Tom Breen and Steven Fabian, college professors who live in the city's Allentown neighborhood, want to use the city-owned structure as their home and to take on the extensive renovation project themselves.
Pawlik won't move ahead with his plans if the city designates the shuttered property a local landmark because, he said, it would increase the amount of red tape and would likely delay his plans to begin the renovation by August. Breen and Fabian would welcome the landmark designation status, but they said it was not vital to their plans.

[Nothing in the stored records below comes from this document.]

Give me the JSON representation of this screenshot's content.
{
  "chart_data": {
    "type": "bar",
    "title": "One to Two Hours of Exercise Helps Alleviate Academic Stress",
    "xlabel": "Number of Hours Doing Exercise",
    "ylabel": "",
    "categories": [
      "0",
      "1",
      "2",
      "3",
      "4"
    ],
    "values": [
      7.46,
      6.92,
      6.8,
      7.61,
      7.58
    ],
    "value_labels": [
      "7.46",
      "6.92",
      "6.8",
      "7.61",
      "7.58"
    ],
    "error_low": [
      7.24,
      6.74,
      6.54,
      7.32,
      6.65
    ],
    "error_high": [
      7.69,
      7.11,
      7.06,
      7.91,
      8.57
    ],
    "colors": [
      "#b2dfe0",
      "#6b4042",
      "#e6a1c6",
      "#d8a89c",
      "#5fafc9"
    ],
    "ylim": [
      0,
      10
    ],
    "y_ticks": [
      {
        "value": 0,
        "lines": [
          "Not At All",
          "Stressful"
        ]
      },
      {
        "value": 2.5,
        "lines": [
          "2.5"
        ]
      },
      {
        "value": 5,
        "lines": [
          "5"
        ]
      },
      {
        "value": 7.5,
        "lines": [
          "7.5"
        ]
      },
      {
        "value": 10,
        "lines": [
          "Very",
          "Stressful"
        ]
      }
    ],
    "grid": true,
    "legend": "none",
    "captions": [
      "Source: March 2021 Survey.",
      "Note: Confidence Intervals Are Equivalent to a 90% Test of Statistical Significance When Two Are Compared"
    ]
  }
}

That left members of the Parkside Community Association and other neighborhood residents attending the meeting called by Masten Council Member Demone Smith in a quandary as to whether Pawlik would respect the architectural integrity of the building or whether the college professors had the resources to tackle the renovation themselves.
Paul MacDonald, chairman of the Buffalo Preservation Board, who, along with board member Tim Tielman, attended Wednesday's meeting, said the fact that the 115-year-old building was designed by two of Buffalo's most prolific and renowned architects, E.B. Green and William Wicks, earned it landmark status.
"One of the things that landmarking does is it makes sure that the historic fabric of the building is maintained. Therefore, historic [features], like the shingles, the clapboard, the wood windows are really restored," MacDonald said.
Pawlik's plans for the property, which he would call Fairfield Commons, would cost an estimated $800,000, while Breen and Fabian estimated their self-funded plan to stabilize and restore the building to habitability would cost about $40,000.
Some of the 45 people attending Wednesday's meeting expressed skepticism that the college professors could take on the asbestos removal, a new roof and other rehabilitative work for such a low cost.
"It's nice to be able to come up with a concept, but if you can't follow up with that concept [because] you don't have the deliverable goods, then, you know what? It's just a pie in the sky," Pawlik said.
Breen, who is an assistant professor in the department of interior design at Buffalo State College, said he brings construction and design experience to the proposed project.